G. lamblia are found in human faeces. These parasite also thrive in contaminated food, water and soil and also they can survive outside the host for longer period of time. Accidentally consuming these parasite might leads to an infection.
The most common way to get giardiasis is to drink water that contain G. lamblia. Contaminated water can be in swimming pools, spas, and bodies of water, such as lakes. Sources of contamination include animal feces, diapers, and agricultural runoff.
Contracting giardiasis from food is less common because heat kills the parasites. Poor hygiene when handling food or eating produce rinsed in contaminated water can allow the parasite to spread.
Giardiasis also spreads through personal contact. For example, unprotected anal sex can pass the infection from one person to another.
Changing a child’s diaper or picking up the parasite while working in a day care center are also common ways to become infected. Children are at high risk for giardiasis because they’re likely to encounter feces when wearing diapers or potty training.
The following includes the risk factor:
The infection is more common among children than in adults. Children are more likely to get the disease as they come in contact with the faeces especially if they wear diapers, toilet training or spend time in a child care center. People who is with small children are also at higher risk of developing the disease.
People without access to safe drinking water:
Giardia infection is present in the areas where adequate sanitation is not present. The person is at higher risk when he/she travels to distant places. The risk is greatest in rural od wilderness areas.
People having anal sex:
People who have anal sex or oral-anal sex without using a condom or other protection are at increased risk of giardia infection, as well as sexually transmitted infections.

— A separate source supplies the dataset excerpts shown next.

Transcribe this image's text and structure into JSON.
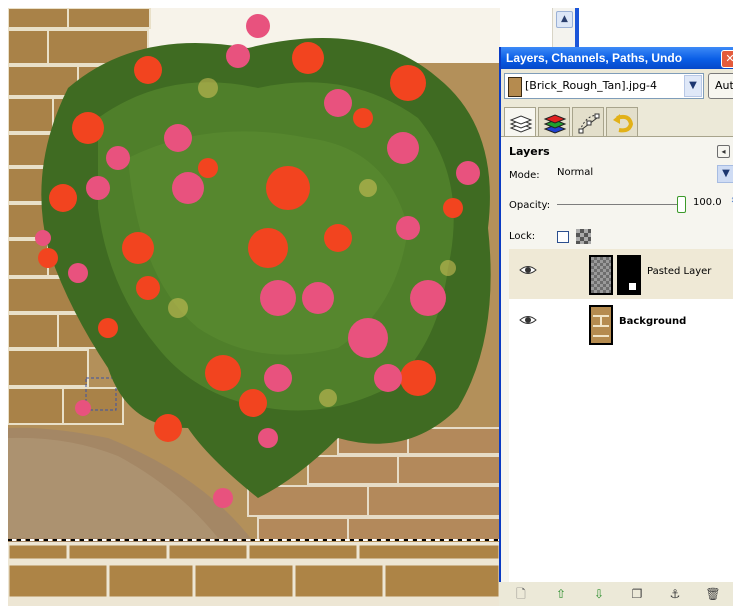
{
  "dock": {
    "title": "Layers, Channels, Paths, Undo",
    "close_glyph": "✕",
    "image_name": "[Brick_Rough_Tan].jpg-4",
    "auto_label": "Auto",
    "tabs": [
      {
        "icon": "layers-tab-icon",
        "active": true
      },
      {
        "icon": "channels-tab-icon",
        "active": false
      },
      {
        "icon": "paths-tab-icon",
        "active": false
      },
      {
        "icon": "undo-tab-icon",
        "active": false
      }
    ]
  },
  "layers_panel": {
    "heading": "Layers",
    "mode_label": "Mode:",
    "mode_value": "Normal",
    "opacity_label": "Opacity:",
    "opacity_value": "100.0",
    "opacity_fraction": 1.0,
    "lock_label": "Lock:",
    "layers": [
      {
        "name": "Pasted Layer",
        "visible": true,
        "selected": true,
        "has_mask": true
      },
      {
        "name": "Background",
        "visible": true,
        "selected": false,
        "has_mask": false
      }
    ]
  },
  "bottom_toolbar": [
    {
      "icon": "new-layer-icon",
      "glyph": "🗋"
    },
    {
      "icon": "raise-layer-icon",
      "glyph": "⇧"
    },
    {
      "icon": "lower-layer-icon",
      "glyph": "⇩"
    },
    {
      "icon": "duplicate-layer-icon",
      "glyph": "❐"
    },
    {
      "icon": "anchor-layer-icon",
      "glyph": "⚓"
    },
    {
      "icon": "delete-layer-icon",
      "glyph": "🗑"
    }
  ],
  "colors": {
    "title_bar": "#0a5ee6",
    "dock_bg": "#ece9d8",
    "panel_bg": "#f6f5ef",
    "selected_row": "#efe9d6",
    "flower_red": "#f2441f",
    "flower_pink": "#e8527e",
    "leaf_green": "#3f6b22",
    "brick": "#b08a55"
  }
}
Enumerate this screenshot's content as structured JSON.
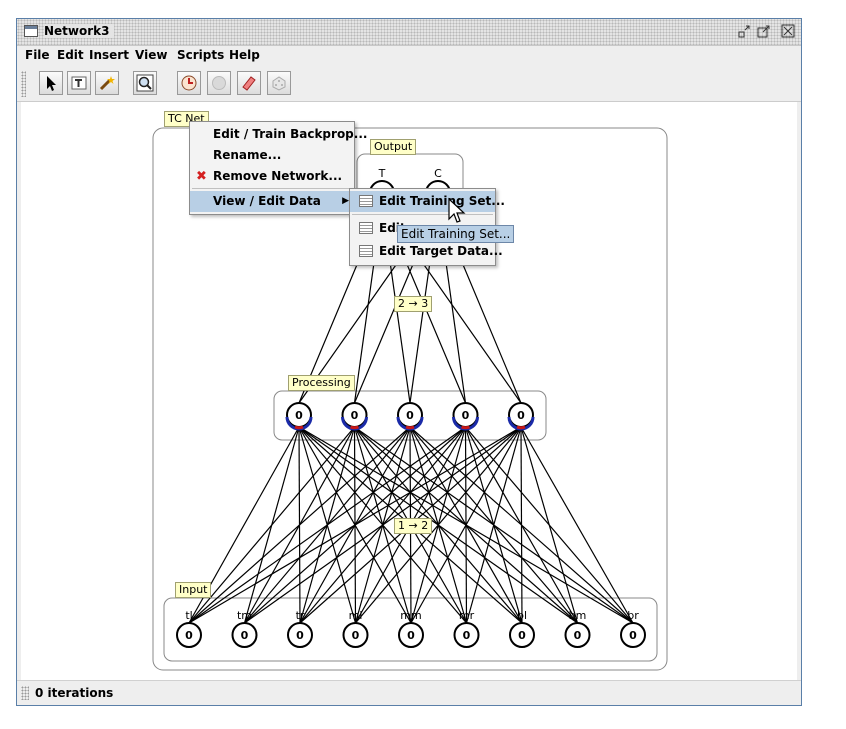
{
  "window": {
    "title": "Network3"
  },
  "menu": [
    "File",
    "Edit",
    "Insert",
    "View",
    "Scripts",
    "Help"
  ],
  "toolbar": {
    "tools": [
      "select-arrow-icon",
      "text-tool-icon",
      "wand-icon",
      "zoom-icon",
      "network-clock-icon",
      "stop-icon",
      "eraser-icon",
      "dice-icon"
    ]
  },
  "network": {
    "tag": "TC Net",
    "output_label": "Output",
    "processing_label": "Processing",
    "input_label": "Input",
    "conn_23": "2 → 3",
    "conn_12": "1 → 2",
    "output_names": [
      "T",
      "C"
    ],
    "processing_values": [
      "0",
      "0",
      "0",
      "0",
      "0"
    ],
    "input_names": [
      "tl",
      "tm",
      "tr",
      "ml",
      "mm",
      "mr",
      "bl",
      "bm",
      "br"
    ],
    "input_values": [
      "0",
      "0",
      "0",
      "0",
      "0",
      "0",
      "0",
      "0",
      "0"
    ]
  },
  "context_menu": {
    "items": [
      "Edit / Train Backprop...",
      "Rename...",
      "Remove Network...",
      "View / Edit Data"
    ]
  },
  "submenu": {
    "items": [
      "Edit Training Set...",
      "Edit",
      "Edit Target Data..."
    ]
  },
  "tooltip": "Edit Training Set...",
  "status": {
    "text": "0 iterations"
  },
  "colors": {
    "weight_blue": "#1a2aa8",
    "weight_red": "#c81818",
    "highlight": "#b8cfe5",
    "tag_yellow": "#ffffc8"
  }
}
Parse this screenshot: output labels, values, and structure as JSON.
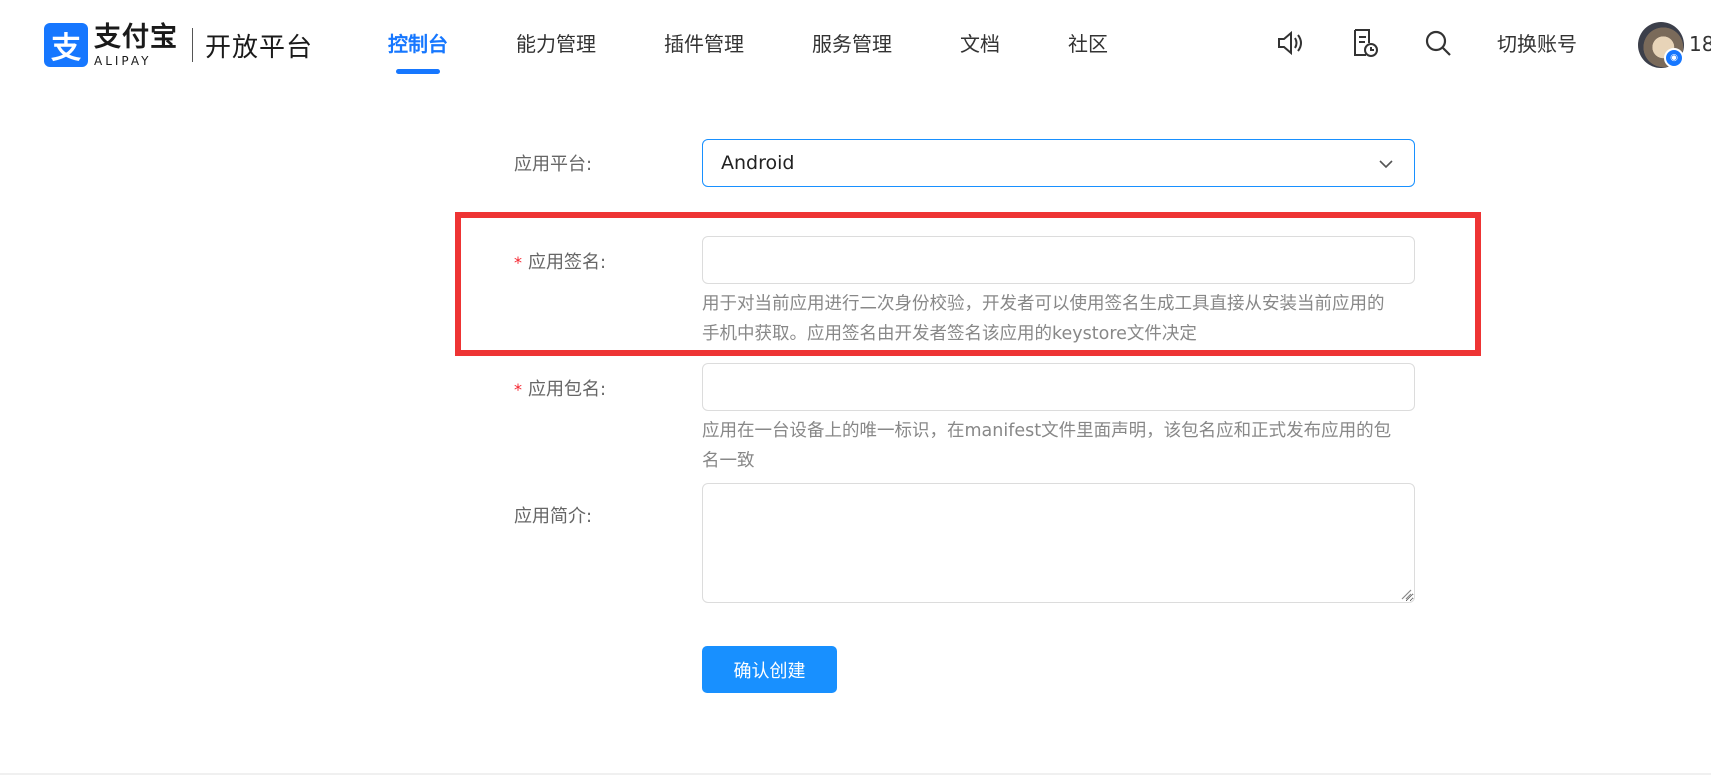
{
  "header": {
    "logo_cn": "支付宝",
    "logo_en": "ALIPAY",
    "logo_mark": "支",
    "platform": "开放平台",
    "nav": [
      {
        "label": "控制台",
        "active": true
      },
      {
        "label": "能力管理"
      },
      {
        "label": "插件管理"
      },
      {
        "label": "服务管理"
      },
      {
        "label": "文档"
      },
      {
        "label": "社区"
      }
    ],
    "tools": [
      "speaker-icon",
      "history-doc-icon",
      "search-icon"
    ],
    "switch_account": "切换账号",
    "user_text_partial": "18"
  },
  "form": {
    "platform_label": "应用平台:",
    "platform_value": "Android",
    "signature_label": "应用签名:",
    "signature_help_1": "用于对当前应用进行二次身份校验，开发者可以使用签名生成工具直接从安装当前应用的",
    "signature_help_2": "手机中获取。应用签名由开发者签名该应用的keystore文件决定",
    "package_label": "应用包名:",
    "package_help_1": "应用在一台设备上的唯一标识，在manifest文件里面声明，该包名应和正式发布应用的包",
    "package_help_2": "名一致",
    "intro_label": "应用简介:",
    "required_mark": "*",
    "submit_label": "确认创建"
  },
  "annotation": {
    "highlight_color": "#ee3434"
  },
  "colors": {
    "primary": "#1677ff",
    "button": "#1890ff",
    "required": "#f5222d"
  }
}
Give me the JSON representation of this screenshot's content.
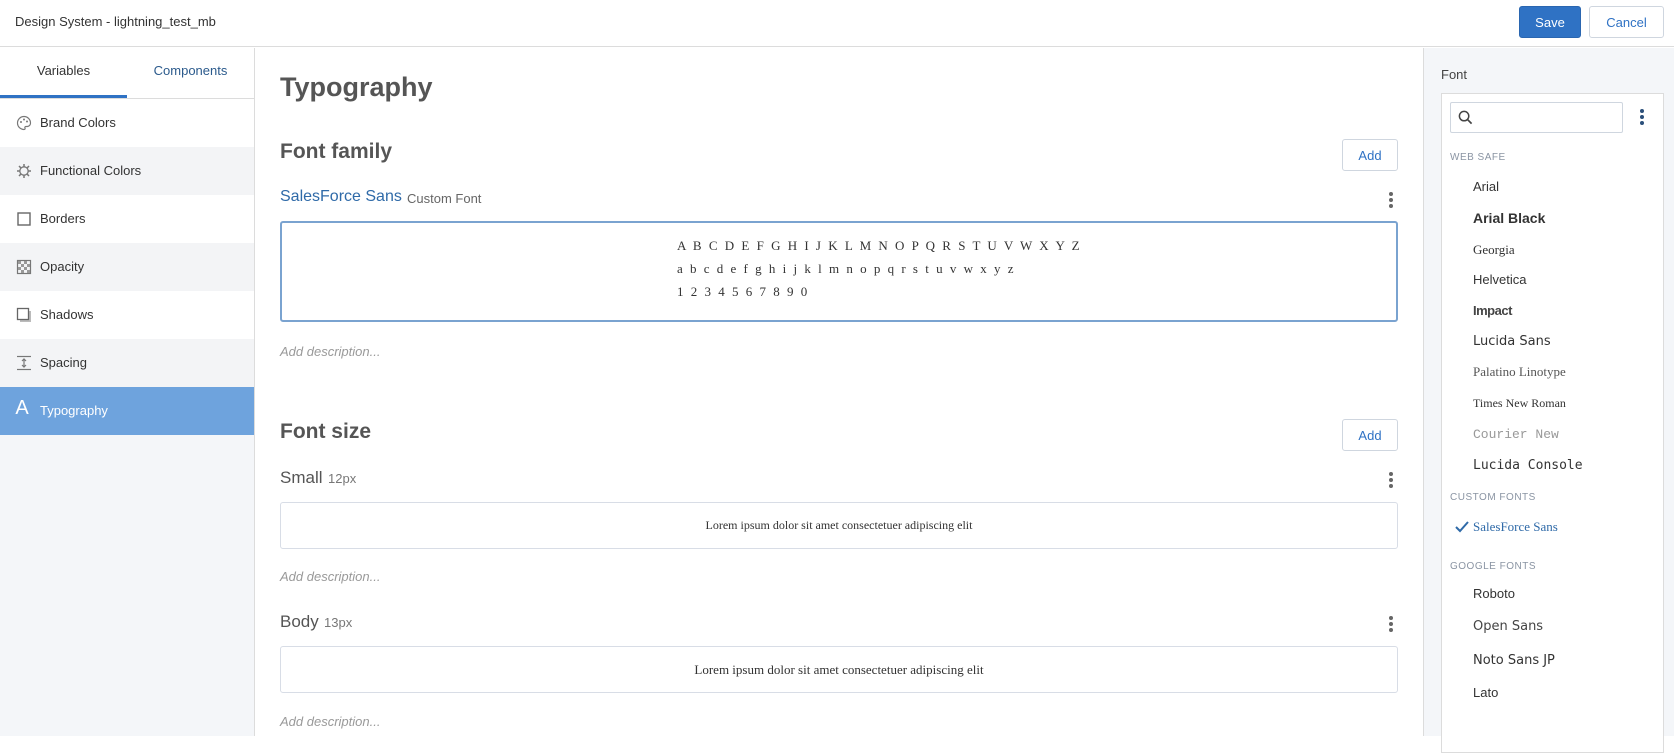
{
  "app": {
    "title": "Design System - lightning_test_mb"
  },
  "toolbar": {
    "save_label": "Save",
    "cancel_label": "Cancel"
  },
  "sidebar": {
    "tabs": [
      {
        "label": "Variables",
        "active": true
      },
      {
        "label": "Components"
      }
    ],
    "items": [
      {
        "label": "Brand Colors",
        "icon": "palette-icon"
      },
      {
        "label": "Functional Colors",
        "icon": "gear-icon"
      },
      {
        "label": "Borders",
        "icon": "square-icon"
      },
      {
        "label": "Opacity",
        "icon": "checker-icon"
      },
      {
        "label": "Shadows",
        "icon": "shadow-square-icon"
      },
      {
        "label": "Spacing",
        "icon": "spacing-icon"
      },
      {
        "label": "Typography",
        "icon": "letter-a-icon",
        "active": true
      }
    ],
    "active_color": "#6ea3dd"
  },
  "main": {
    "title": "Typography",
    "font_family": {
      "heading": "Font family",
      "add_label": "Add",
      "font_name": "SalesForce Sans",
      "font_type": "Custom Font",
      "specimen": [
        "A B C D E F G H I J K L M N O P Q R S T U V W X Y Z",
        "a b c d e f g h i j k l m n o p q r s t u v w x y z",
        "1 2 3 4 5 6 7 8 9 0"
      ],
      "description_placeholder": "Add description..."
    },
    "font_size": {
      "heading": "Font size",
      "add_label": "Add",
      "items": [
        {
          "name": "Small",
          "value": "12px",
          "preview": "Lorem ipsum dolor sit amet consectetuer adipiscing elit",
          "description_placeholder": "Add description..."
        },
        {
          "name": "Body",
          "value": "13px",
          "preview": "Lorem ipsum dolor sit amet consectetuer adipiscing elit",
          "description_placeholder": "Add description..."
        }
      ]
    }
  },
  "font_panel": {
    "title": "Font",
    "search": {
      "placeholder": "",
      "value": ""
    },
    "groups": [
      {
        "label": "WEB SAFE",
        "fonts": [
          "Arial",
          "Arial Black",
          "Georgia",
          "Helvetica",
          "Impact",
          "Lucida Sans",
          "Palatino Linotype",
          "Times New Roman",
          "Courier New",
          "Lucida Console"
        ]
      },
      {
        "label": "CUSTOM FONTS",
        "fonts": [
          "SalesForce Sans"
        ],
        "selected": "SalesForce Sans"
      },
      {
        "label": "GOOGLE FONTS",
        "fonts": [
          "Roboto",
          "Open Sans",
          "Noto Sans JP",
          "Lato"
        ]
      }
    ]
  },
  "colors": {
    "accent": "#2f72c4",
    "link": "#2f6aa8"
  }
}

Giardia infection is almost never fatal in industrialized countries. But it can cause lingering symptoms and serious complications, especially in infants and children. The most common complications include:
- Dehydration. Often a result of severe diarrhea, dehydration occurs when the body doesn't have enough water to carry out its normal functions.
- Failure to thrive. Chronic diarrhea from giardia infection can lead to malnutrition and harm children's physical and mental development.
- Lactose intolerance. Many people with giardia infection develop lactose intolerance — the inability to properly digest milk sugar. The problem may persist long after the infection has cleared.